第三者の存在が一番可能性が高く、また2巻以降もタイカ以外のドッグマンやクロウマン、同じドッグマンでも違う名称が登場したりと多岐に渡っている事から犯人候補はどんどん出てくるはずです。
板垣巴留作品の「合わせ技」が起きている
板垣巴留先生はこれまで、
獣人しか登場しない『BEASTARS』
人しか登場しない『SANDA』
という2つの方向性の作品を描いてきました。
そして今回はその両方を合わせ持つような「獣人と人が共存する世界」を『タイカの理性』で描いています。
ではなぜ、板垣巴留先生は過去作の要素を合わせ持つような作品を描いたのでしょうか。
それが本記事の冒頭で書いた“作戦”に繋がります。
板垣巴留先生の作戦=話題性『タイカの理性』1巻の表紙に写る亜緒とタイカを見て、こう思いませんでしたか?
「BEASTARSとSANDAみたいなのが始まった」
実際に読み進めていくと、
『SANDA』のような少子化に触れた設定
『BEASTARS』のようなドッグマンの存在
この2つが同時に盛り込まれています。
つまり本作には、SNSでつい語りたくなるような「過去作品を彷彿とさせる設定」が意識的に散りばめられているように感じます。
それを意識して読むと気づきが多く、例えば1話冒頭で亜緒とぶつかったドッグマンは、どこか『BEASTARS』に出てきたジャックに似ているようにも見えました。

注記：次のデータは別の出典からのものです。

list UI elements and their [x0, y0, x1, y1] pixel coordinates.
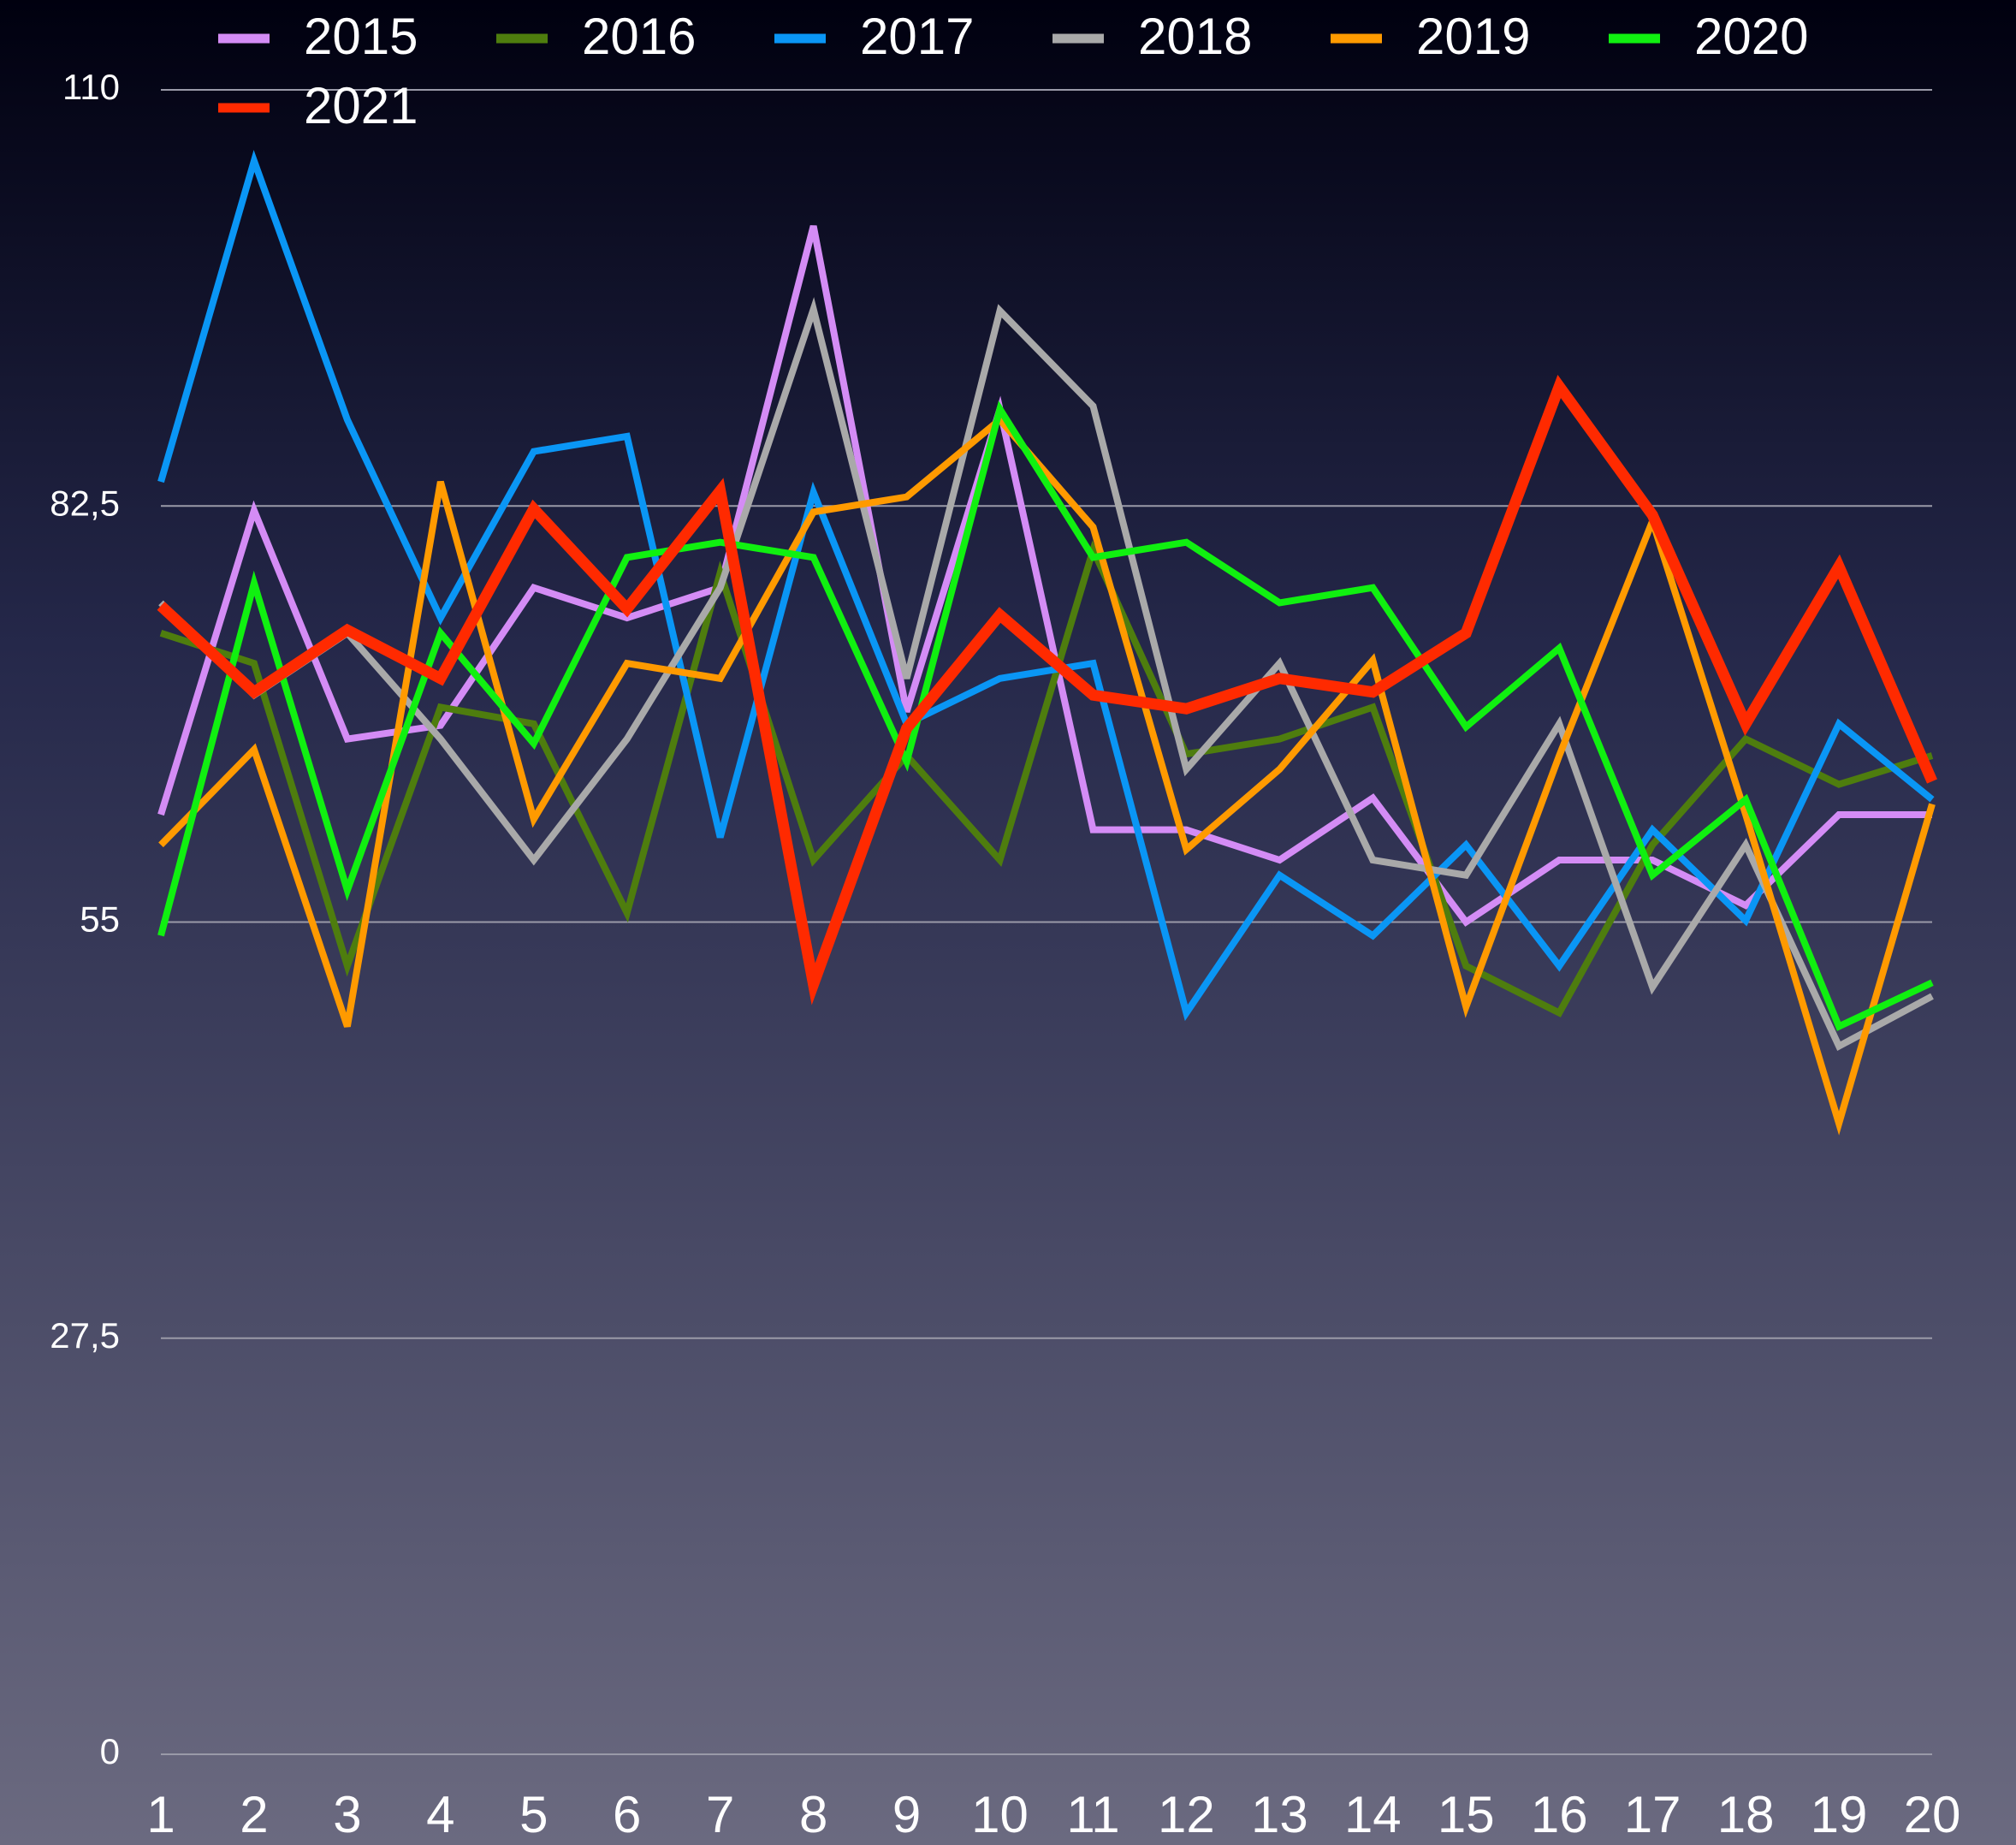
- series-line: [158, 297, 1934, 1052]
- series-line: [157, 150, 1935, 1022]
- x-tick-label: 7: [706, 1786, 734, 1843]
- x-tick-label: 10: [971, 1786, 1029, 1843]
- x-tick-label: 9: [892, 1786, 921, 1843]
- legend-label: 2020: [1694, 8, 1808, 65]
- legend-label: 2015: [304, 8, 418, 65]
- x-tick-label: 8: [799, 1786, 827, 1843]
- x-tick-label: 14: [1344, 1786, 1402, 1843]
- x-tick-label: 17: [1624, 1786, 1681, 1843]
- legend-label: 2018: [1138, 8, 1252, 65]
- x-tick-label: 15: [1438, 1786, 1495, 1843]
- x-tick-label: 1: [146, 1786, 175, 1843]
- y-tick-label: 82,5: [50, 483, 120, 523]
- series-line: [159, 540, 1934, 1017]
- x-tick-label: 11: [1066, 1786, 1119, 1843]
- x-tick-label: 5: [519, 1786, 548, 1843]
- series-line: [158, 414, 1936, 1136]
- x-tick-label: 18: [1717, 1786, 1775, 1843]
- x-tick-label: 16: [1531, 1786, 1588, 1843]
- x-tick-label: 4: [426, 1786, 454, 1843]
- x-tick-label: 13: [1251, 1786, 1308, 1843]
- x-tick-label: 6: [613, 1786, 641, 1843]
- legend-label: 2019: [1416, 8, 1530, 65]
- x-tick-label: 2: [240, 1786, 268, 1843]
- y-tick-label: 55: [80, 899, 120, 940]
- y-tick-label: 27,5: [50, 1315, 120, 1356]
- legend-label: 2021: [304, 77, 418, 134]
- y-tick-label: 0: [100, 1731, 120, 1771]
- y-tick-label: 110: [62, 67, 120, 107]
- x-tick-label: 19: [1811, 1786, 1868, 1843]
- series-line: [157, 225, 1932, 927]
- x-tick-label: 20: [1904, 1786, 1961, 1843]
- legend-label: 2016: [582, 8, 696, 65]
- x-tick-label: 12: [1158, 1786, 1215, 1843]
- series-line: [157, 374, 1937, 1006]
- x-tick-label: 3: [333, 1786, 361, 1843]
- legend-label: 2017: [860, 8, 974, 65]
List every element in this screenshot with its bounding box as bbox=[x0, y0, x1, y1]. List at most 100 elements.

さらに読み進めていくと、「もしかしてBEASTARSの世界になる前の前日譚なのでは?」とすら思えてきます。
まとめ
このように『タイカの理性』は、つい人に話したくなったり、SNSで書きたくなったりする話題性を強く意識して作られているように思えます。
もちろん、これが本当に板垣巴留先生の狙いなのかは分かりません。
犯人が明確に描かれていないからこそ、読者は考察したくなる。
この“余白”こそが、『タイカの理性』の大きな魅力であり、
作者の仕掛けた作戦の一部なのかもしれません。
この視点を持って読むと『タイカの理性』がより面白く読めるのではないでしょうか。